First Normal Form (1NF)
As normally written, 1NF imposes three main requirements on the database:
- Only atomic values: this means there should be one value in each column, per row
- No repeating groups: this means you shouldn't have multiple columns containing the same sort of thing (observer1, observer2, etc.)
- No repeated rows: in practice, we generally achieve this by specifying a primary key and will do so here
The upshot of this process generally results in more tables than we started with; for this reason, it's often best to leave the designation of the primary keys until the new tables are created, as the last step so the database can be in 1NF'. Each of the tables created as a result of this process must themselves be in 1NF.
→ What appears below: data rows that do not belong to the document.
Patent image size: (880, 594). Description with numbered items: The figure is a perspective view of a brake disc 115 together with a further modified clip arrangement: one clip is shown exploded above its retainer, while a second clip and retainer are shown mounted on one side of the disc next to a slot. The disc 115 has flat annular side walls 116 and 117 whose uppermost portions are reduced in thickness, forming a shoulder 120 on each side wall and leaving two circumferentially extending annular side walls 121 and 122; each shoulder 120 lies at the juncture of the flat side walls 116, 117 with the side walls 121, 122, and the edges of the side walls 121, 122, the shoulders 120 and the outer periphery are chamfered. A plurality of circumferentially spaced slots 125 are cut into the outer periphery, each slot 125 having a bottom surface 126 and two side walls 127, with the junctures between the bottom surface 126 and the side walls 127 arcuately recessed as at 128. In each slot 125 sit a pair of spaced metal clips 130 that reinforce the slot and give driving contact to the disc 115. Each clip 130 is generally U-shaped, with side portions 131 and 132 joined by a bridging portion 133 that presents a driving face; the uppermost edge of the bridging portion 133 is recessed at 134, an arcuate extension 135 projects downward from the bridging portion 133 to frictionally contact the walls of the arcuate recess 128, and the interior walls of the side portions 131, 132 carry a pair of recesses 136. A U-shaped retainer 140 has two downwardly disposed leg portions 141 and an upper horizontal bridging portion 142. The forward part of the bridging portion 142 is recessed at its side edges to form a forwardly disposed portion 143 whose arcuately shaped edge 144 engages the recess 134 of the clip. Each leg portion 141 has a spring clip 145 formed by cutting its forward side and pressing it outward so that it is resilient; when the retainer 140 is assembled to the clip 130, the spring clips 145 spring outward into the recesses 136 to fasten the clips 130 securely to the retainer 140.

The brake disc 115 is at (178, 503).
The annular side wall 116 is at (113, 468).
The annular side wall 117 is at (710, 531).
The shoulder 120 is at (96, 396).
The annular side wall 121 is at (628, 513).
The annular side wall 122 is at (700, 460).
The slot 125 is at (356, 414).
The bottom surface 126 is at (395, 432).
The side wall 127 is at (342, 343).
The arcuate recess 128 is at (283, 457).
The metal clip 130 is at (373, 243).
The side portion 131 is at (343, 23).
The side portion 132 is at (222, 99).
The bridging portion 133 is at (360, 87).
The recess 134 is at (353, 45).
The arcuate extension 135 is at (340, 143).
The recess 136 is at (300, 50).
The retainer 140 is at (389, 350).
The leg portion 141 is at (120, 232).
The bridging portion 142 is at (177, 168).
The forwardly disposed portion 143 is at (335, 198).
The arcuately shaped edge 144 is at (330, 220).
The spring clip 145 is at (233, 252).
The first constraint of atomicity, is broken by the columns instrument_names and instrument_types. This can be resolved by creating an Instruments table where each individual instrument will instead occupy its own row (you can imagine that those non-atomic columns are actually like tables within the Measurements table). The second constraint, of no repeating groups, is failed by the three measurement columns, with one column for each of rain_, wind_ and temperature_ measurement. This is actually fairly arguable, as they each have different units, but we can put them as rows in their own table and it would allow for us to have one or two of those measurements only without resorting to NULLable columns; furthermore, if we get new measurement types, we shan't need to add columns to the table (adding rows is a natural process in relational databases; adding columns should be much rarer). In general, in a normalized database, NULLable columns in one table can be avoided by creating a new table in which a missing value would mean a missing row instead. So, remembering to specify primary keys (indicated by "PK"), we might end up with this:
Our database is now in 1NF, where we have introduced a instrument_id as PK for the Instruments table—this could be a surrogate key or perhaps a serial number, uniquely identifying a given instrument—and have a compound primary key in the measurements table, with the three columns required to uniquely specify a measurement. Note also that we recognised the need for measurement units for the measurements and added it to the instruments table on the assumption that the units of measurement are part of the instrument's' specification. When normalization creates the need for extra tables, we typically also pick up a foreign key connecting them, which has been shown on the diagram for explanatory purposes although in practice it wouldn't be created until the database was fully normalized.